Восточный Северный Кавказ был колонизирован в значительно меньшей степени. Например, в Дагестане, особенно в горах, местное население не было так разбавлено колонистами. Конечно, при Российской империи, а затем при СССР местные джамааты были трансформированы. Но первое же постсоветское поколение реконструировало сельскую и городскую культуру, а в 1990-е началось возрождение ислама. Кроме того, в последние годы существования СССР начала восстанавливаться вакуфная собственность (что-то вроде целевого капитала религиозной общины), а семейные земельные участки под видом приусадебных возвращались к прежним хозяевам. Это было несложно — на Кавказе каждый знает, где его родные камни. Такой подход меняет отношение ко всему. Была сохранена общинная структура, и именно она во многом определяла микрополитическую среду для первого, а частично и для второго постсоветского поколения. Для жителей восточных северокавказских республик отношения внутри сельской общины в принципе важнее выборов, политических игр или борьбы разных исламских течений.

 — Каково место федеральной власти во всей этой структуре?

— Она скорее выступает как инструмент новой региональной элиты для расправы над политическими противниками. На восточном Северном Кавказе сложился некий властный гибрид. Во-первых, в него входят представители старой номенклатуры уровня секретарей райкома, то есть люди, сохранившие контроль над земельными ресурсами и финансовыми потоками. Поскольку у них не хватало операционных возможностей, они были вынуждены опираться на криминал. Потом к этому тандему добавились силовики — а на Северном Кавказе граница между полицией, ФСБ и криминалом в принципе не очень четкая. У этого гибрида сложились свои правила игры, совершенно непрозрачные для Москвы.

В итоге представители центральной власти скорее используют местный «расклад» в своих политических и карьерных целях, а также как источник коррупционного обогащения. Этими задачами проникновение России на восточный Северный Кавказ почти ограничивается. Почти — потому что с начала 2000-х существует еще один общий и весьма доходный совместный проект федеральных силовиков и местных политических элит: борьба с международным терроризмом.

 — Насколько восточные северокавказские республики в принципе включены в общероссийское пространство?

— А есть ли вообще какое-то «общероссийское пространство»? Мегаполисы в России коренным образом отличаются от провинции и даже от собственных пригородов, которые, по сути, застряли в советской эпохе. Хотя, конечно, степень отчужденности дагестанского сельского общества от общероссийской институциональной среды гораздо больше, чем во многих других регионах.

 — Хорошо, можно ли сказать, что Дагестан и Ингушетия включены в российское правовое поле?

— А Кущевка, например, была в него включена? Дело ведь на самом деле не столько в Северном Кавказе как таковом.

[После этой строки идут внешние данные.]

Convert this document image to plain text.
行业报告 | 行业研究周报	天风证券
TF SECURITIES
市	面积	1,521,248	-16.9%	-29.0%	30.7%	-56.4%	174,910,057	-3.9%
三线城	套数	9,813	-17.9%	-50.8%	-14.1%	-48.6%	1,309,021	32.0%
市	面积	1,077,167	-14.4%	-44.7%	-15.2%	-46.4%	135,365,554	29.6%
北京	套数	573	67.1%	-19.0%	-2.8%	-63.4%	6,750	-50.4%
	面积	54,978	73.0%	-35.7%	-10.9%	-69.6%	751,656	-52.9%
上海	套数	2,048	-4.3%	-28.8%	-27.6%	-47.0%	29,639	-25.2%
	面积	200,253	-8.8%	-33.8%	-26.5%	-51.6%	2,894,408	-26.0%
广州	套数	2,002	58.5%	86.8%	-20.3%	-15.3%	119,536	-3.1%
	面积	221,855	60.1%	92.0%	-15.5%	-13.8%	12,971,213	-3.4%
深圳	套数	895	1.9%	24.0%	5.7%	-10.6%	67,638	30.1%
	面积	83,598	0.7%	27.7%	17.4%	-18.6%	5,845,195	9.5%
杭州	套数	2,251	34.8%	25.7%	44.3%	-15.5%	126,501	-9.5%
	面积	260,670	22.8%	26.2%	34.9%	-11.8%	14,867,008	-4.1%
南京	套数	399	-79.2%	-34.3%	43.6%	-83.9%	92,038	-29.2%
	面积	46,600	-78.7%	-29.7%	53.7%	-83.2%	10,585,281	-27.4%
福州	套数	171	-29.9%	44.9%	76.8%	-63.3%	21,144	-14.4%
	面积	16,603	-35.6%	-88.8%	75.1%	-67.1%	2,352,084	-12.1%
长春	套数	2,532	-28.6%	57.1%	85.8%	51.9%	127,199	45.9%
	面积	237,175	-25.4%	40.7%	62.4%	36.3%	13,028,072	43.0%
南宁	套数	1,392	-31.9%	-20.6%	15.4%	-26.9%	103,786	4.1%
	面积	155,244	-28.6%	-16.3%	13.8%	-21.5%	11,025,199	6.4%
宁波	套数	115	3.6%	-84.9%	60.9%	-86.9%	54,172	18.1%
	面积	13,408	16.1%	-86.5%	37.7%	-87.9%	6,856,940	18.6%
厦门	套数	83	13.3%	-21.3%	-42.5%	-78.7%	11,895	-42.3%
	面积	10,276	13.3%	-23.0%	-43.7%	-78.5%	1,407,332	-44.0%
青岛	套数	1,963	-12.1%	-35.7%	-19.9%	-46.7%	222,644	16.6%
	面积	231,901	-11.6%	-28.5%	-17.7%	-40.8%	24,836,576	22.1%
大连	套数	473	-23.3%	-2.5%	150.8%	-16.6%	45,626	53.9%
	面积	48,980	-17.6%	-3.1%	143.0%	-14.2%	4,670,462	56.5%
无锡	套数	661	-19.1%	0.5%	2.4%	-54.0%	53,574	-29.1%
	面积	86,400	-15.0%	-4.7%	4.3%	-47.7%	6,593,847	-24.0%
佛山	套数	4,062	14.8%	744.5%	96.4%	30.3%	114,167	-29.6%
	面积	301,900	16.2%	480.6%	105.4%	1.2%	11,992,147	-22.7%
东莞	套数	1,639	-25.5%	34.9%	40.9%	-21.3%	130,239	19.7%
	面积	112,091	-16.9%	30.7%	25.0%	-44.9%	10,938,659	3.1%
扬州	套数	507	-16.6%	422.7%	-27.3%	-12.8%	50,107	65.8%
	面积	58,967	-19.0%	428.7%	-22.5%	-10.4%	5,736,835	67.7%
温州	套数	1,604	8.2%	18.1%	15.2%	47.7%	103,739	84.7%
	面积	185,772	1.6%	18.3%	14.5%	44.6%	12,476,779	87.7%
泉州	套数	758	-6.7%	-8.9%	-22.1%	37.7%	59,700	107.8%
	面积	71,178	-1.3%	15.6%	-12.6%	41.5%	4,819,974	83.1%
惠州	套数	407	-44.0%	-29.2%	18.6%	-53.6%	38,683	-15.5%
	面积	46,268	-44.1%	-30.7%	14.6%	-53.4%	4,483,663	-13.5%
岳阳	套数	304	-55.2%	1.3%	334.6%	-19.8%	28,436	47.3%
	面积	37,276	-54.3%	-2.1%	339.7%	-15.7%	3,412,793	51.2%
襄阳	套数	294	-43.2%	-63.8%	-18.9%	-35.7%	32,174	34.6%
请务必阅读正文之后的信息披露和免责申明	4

Но если более конкретно отвечать на ваш вопрос, то в Дагестане, например, в правовом поле сложились две параллельные среды. Одна из них — малый и частично средний бизнес. В первую очередь речь идет об огромной приусадебной экономике и цехах, которые люди создавали своими усилиями. Махачкала на частных фабриках производит 25% отечественной обуви. Мебельные производства есть даже в дагестанских селах. В этой среде сформировалась система, которая представляет собой нечто среднее между правом обычным и шариатским. При этом нельзя сказать, что там сложилась некая общая шариатская среда. Это скорее некое творчество людей по созданию собственного правового поля — по причине отсутствия государственной системы правосудия или же в связи с ее недоступностью, потому что она дорогая: в ней побеждает тот, у кого есть деньги и влияние.

Есть еще правовая среда банкиров, чиновников и условно крупного бизнеса, связанная с государством. Она взаимодействует с правоохранительными органами и судами — и устроена так же, как и в любом другом российском регионе. Только тут все работает более откровенно. Например, если в Петербурге в какой-то ситуации чиновника посадят, на Северном Кавказе попросту убьют. Или когда в большинстве российских регионов будут делать вид, что идет судебное разбирательство, в Дагестане сразу дадут взятку.

Но уровень понимания правового государства по всей России приблизительно одинаков. Есть только культурные различия.

 — То есть это просто ответ на неработающую судебную систему в России в целом?

— Да. Пример Северного Кавказа более выпуклый во многом потому, что процент включенных в неформальную экономику по всей стране составляет около 10%, а в Дагестане, например, только официально — более 50%. И все эти предприниматели нуждаются в судебной системе.

 — Почему теневой сектор так разросся именно в северокавказском регионе?

— Очень большое число местных жителей изначально оказались вне сферы официальной экономики. В 1990-е закрылись многие предприятия, построенные в СССР, и почти все, кто на них работал, уехали. В итоге в северокавказских республиках практически не осталось финансовых и административных институтов, которые составляют основу формальной экономики.

 — Чечню иногда называют российским «внутренним зарубежьем». В Дагестане и Ингушетии, на ваш взгляд, события развиваются по такому же сценарию?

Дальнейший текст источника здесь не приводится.